Hariuki Murikami is easily my favorite Japanese Author. This book is a collection of his first two novels and an autobiographical story about the authors early adult life and how he began as a fiction writer. The story is called “The Birth of My Kitchen Table Fiction” and the two novels are called “Hear the Wind Sing” and “Pinball, 1973.” These novels are also the first two installments of a trilogy called “The Trilogy of the Rat” the third and final part of the trilogy is the novel “Wild Sheep Chase” but it is not included in the collection and is significantly longer. The “Novels” are not really so much novels but novellas. The first being about 2.5 hours and the second 4 hours which is exactly at the generally considered border between Novella and Novel.
The best piece within the collection is the Autobiographical story. He did something very interesting when writing his first novel, that I’ve never heard of before. He wrote his first novel, and decided that it wasn’t very well written, so he rewrote it… in English, specifically because his arsenal of words and ability with syntax were limited. Then he translated it all back into his native Japanese. There were also some need anecdotes about his life, most of which I was not aware of, though a lot of events had translated into his fiction.

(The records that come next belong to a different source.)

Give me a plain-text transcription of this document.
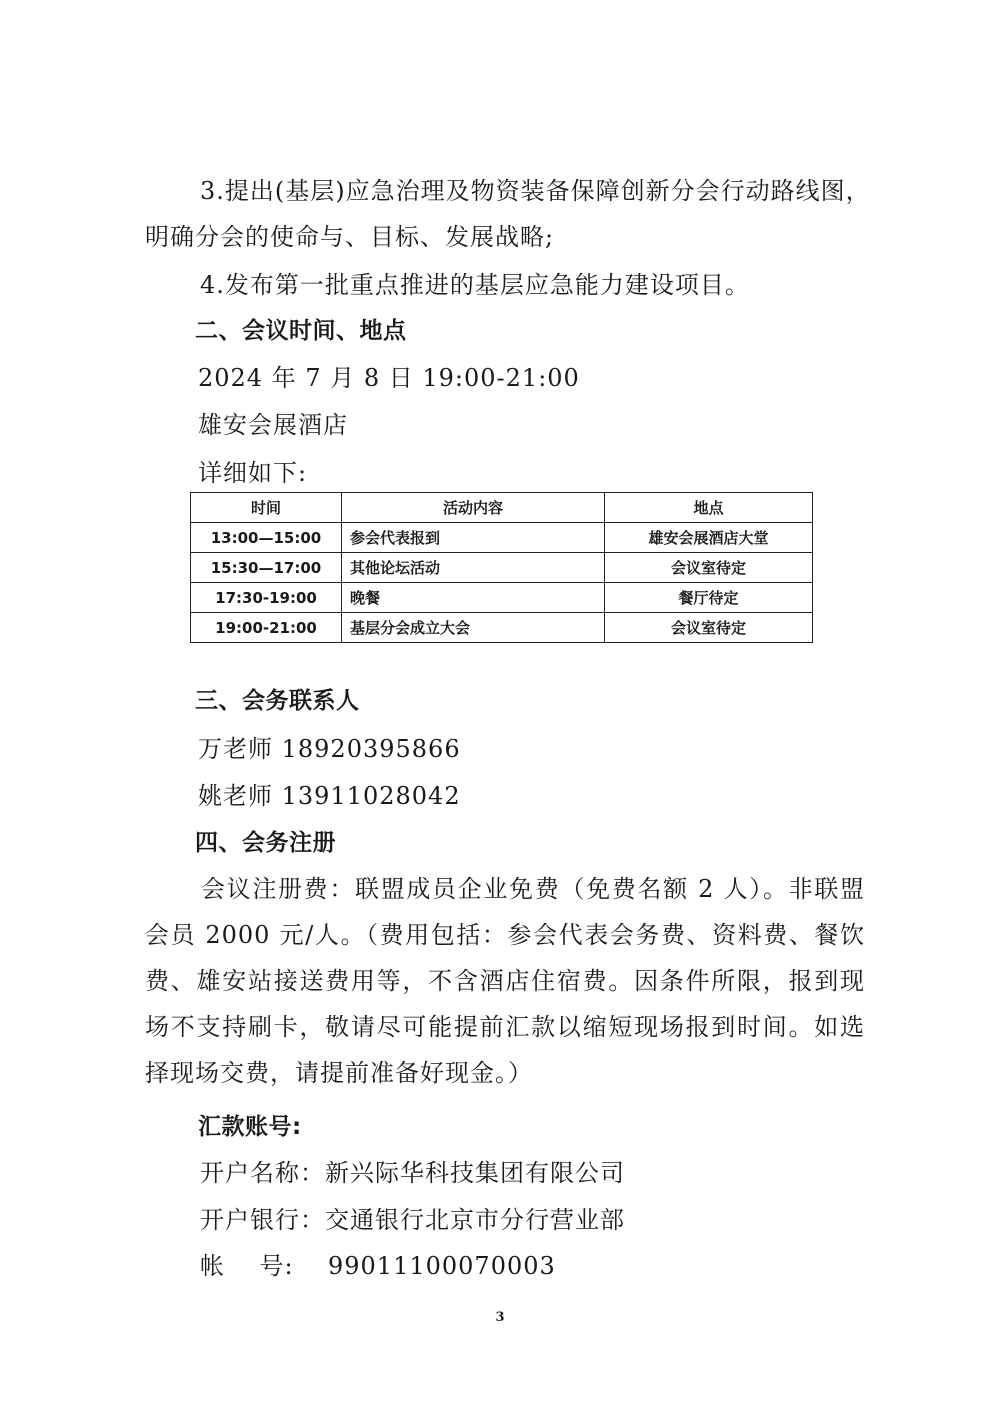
3.提出(基层)应急治理及物资装备保障创新分会行动路线图，
明确分会的使命与、目标、发展战略;
4.发布第一批重点推进的基层应急能力建设项目。
二、会议时间、地点
2024 年 7 月 8 日 19:00-21:00
雄安会展酒店
详细如下:
时间	活动内容	地点
13:00—15:00	参会代表报到	雄安会展酒店大堂
15:30—17:00	其他论坛活动	会议室待定
17:30-19:00	晚餐	餐厅待定
19:00-21:00	基层分会成立大会	会议室待定
三、会务联系人
万老师 18920395866
姚老师 13911028042
四、会务注册
会议注册费：联盟成员企业免费（免费名额 2 人）。非联盟会员 2000 元/人。（费用包括：参会代表会务费、资料费、餐饮费、雄安站接送费用等，不含酒店住宿费。因条件所限，报到现场不支持刷卡，敬请尽可能提前汇款以缩短现场报到时间。如选择现场交费，请提前准备好现金。）
汇款账号:
开户名称：新兴际华科技集团有限公司
开户银行：交通银行北京市分行营业部
帐    号: 99011100070003
3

The first novel is not very good, though it has be best title of maybe any of his pieces (though “Super Frog Saves Tokyo” is also way up there). The title though does not apply heavily to the novel however. There is one brief reference to one of the main characters girlfriend hanging herself and swinging in the wind for a whole week before discovered, however the line “hear the wind sing” does not actually appear in the novel as far as I know. Murikami has a tendency to write fiction that is very dreamlike, and this novel is extreme in this style. Characters appear and disappear in scenes without any sort of introduction, the story line is equally as hard to follow as events don’t make a whole lot of sense, and the story overall doesn’t seem to have anything close to a typical literary flow. It’s not so much that these are bad features they are just very hard to follow, and probably even more so when trying to listen to it. The one true downside, that I didn’t care for was that the main character was a writer, and a lot of opening section of the novel sounds more as a continuation of the introduction to the collection then an organic piece of the novel itself. Nonetheless, I think I will be reading this one again, just to see if I can get a better handle on it.
The second novel in the collection, it a little easier to follow, though even stranger then the first as far as substance. It is a little more in tune with the Murikami we’ve all grown to love, and shows a natural progression in his writing. The title is a lot more applicable, it takes place in 1973 and a significant portion of the novel is about Pinball. Though still maintaining the dreamlike quality of the first novel, this one is much easier to follow, and many of the scenes are much more memorable. The main character is still a writer, but in this novel he’s working as a translator, which is a little more tolerable as far as the writing about writing feature goes for me. I’m sure there is still a lot of stuff I missed in this novel too, and I plan on reading it again.